Why won't they do this? Well, the answer is laziness and hedonism all rolled together into a nice fuckroll for every man out there who wouldn't give a shit if that bitch ran into oncoming traffic during the first, second, or third trimester. Man, fuck your kid's mother. That bitch seriously ain't anything special. Whether your kin is derived from prejack or a full load in her cunt, you know as well as I do that one particular load should have been dropped on her cheek rather than inside her weak pussy.
Every single mother out there can go check my "Happy Mother's Day" post if they still disagree, and if you're not referenced in that post, it's only because your fatass can't be, which means you're not only too unbecoming to give a dollar bill to, you're also not that fucking smart to go make your own money.
I just washed my hands after coming home from work, too, which means my middle finger is really clean.

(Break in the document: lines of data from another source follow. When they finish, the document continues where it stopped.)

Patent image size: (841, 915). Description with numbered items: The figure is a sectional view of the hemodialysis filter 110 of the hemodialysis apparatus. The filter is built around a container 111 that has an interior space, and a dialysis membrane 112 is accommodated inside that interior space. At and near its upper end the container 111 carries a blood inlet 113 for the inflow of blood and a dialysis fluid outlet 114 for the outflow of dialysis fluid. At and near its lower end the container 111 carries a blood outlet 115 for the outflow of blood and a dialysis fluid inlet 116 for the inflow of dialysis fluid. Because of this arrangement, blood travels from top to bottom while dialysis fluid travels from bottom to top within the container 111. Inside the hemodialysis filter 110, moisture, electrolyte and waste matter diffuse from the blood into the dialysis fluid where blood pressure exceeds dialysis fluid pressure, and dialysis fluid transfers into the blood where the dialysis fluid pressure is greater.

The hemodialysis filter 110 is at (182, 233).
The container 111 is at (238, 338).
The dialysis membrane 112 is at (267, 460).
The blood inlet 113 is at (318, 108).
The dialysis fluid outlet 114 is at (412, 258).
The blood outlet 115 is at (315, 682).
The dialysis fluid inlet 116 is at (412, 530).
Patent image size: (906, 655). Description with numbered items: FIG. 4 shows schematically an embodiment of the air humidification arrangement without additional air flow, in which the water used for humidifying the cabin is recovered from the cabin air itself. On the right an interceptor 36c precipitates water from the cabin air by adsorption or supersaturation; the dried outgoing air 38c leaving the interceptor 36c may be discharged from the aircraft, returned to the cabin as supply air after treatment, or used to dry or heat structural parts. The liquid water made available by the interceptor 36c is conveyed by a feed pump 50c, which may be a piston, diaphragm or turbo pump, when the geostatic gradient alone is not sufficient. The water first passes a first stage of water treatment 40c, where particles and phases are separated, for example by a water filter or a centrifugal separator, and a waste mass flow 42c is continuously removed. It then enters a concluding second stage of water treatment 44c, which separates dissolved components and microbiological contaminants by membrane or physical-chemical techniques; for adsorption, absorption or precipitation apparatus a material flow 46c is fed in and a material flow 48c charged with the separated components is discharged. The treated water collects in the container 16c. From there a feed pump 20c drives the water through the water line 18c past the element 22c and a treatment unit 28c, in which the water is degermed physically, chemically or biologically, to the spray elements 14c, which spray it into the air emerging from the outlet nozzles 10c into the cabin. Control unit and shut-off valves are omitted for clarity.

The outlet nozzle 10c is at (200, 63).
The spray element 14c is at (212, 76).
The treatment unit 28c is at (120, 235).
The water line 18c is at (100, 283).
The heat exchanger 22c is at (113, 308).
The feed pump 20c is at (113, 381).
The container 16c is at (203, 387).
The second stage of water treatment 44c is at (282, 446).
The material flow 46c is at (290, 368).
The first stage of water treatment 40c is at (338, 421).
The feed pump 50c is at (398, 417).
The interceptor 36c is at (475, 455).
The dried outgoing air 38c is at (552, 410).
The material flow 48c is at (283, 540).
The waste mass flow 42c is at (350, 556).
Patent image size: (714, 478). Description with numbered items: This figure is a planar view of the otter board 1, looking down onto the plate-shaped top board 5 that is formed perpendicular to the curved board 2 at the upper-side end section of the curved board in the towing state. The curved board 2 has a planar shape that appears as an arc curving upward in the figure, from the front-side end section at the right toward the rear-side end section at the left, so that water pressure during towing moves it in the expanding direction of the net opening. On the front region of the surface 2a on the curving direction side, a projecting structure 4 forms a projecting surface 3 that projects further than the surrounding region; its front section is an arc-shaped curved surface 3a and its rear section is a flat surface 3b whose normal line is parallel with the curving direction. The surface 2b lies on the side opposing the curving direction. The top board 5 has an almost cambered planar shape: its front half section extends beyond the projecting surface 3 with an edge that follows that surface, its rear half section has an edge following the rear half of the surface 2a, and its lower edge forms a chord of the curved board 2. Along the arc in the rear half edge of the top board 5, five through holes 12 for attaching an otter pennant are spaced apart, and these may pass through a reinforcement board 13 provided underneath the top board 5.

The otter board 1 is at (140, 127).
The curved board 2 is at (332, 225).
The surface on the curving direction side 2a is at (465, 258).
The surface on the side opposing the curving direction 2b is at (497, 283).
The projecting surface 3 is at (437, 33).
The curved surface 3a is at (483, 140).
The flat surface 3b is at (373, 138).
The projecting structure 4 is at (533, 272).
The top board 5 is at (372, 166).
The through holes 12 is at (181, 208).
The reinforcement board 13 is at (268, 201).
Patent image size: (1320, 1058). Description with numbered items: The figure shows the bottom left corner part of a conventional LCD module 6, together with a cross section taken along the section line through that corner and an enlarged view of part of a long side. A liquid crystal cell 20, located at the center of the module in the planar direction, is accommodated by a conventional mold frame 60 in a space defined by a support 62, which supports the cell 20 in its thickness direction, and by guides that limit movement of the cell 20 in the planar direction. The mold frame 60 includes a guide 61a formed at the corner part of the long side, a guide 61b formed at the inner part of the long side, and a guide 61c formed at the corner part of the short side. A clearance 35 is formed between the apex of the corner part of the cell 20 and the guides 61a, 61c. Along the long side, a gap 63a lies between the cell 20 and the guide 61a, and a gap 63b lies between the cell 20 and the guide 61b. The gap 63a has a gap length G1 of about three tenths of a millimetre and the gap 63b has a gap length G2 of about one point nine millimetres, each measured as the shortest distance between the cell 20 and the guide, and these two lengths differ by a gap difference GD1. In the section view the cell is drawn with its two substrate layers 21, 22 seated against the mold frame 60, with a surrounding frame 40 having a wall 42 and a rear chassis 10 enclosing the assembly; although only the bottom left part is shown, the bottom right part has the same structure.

It's fresh just for you, because child support doesn't make us a good dad . . . it only makes us envy cavemen and Romans.
So for your baby mamma, I say the hell with a kick in the belly . . . have 'em taste the cyanide before the contractions start. If you're in Alabama, punch her as well. I'm confident you'll only get 20-45 hours of community service.
Z.
(I must appologize to my son if he ever reads, for this post didn't have anything to do with him personally. He's greater now than I'll ever be.)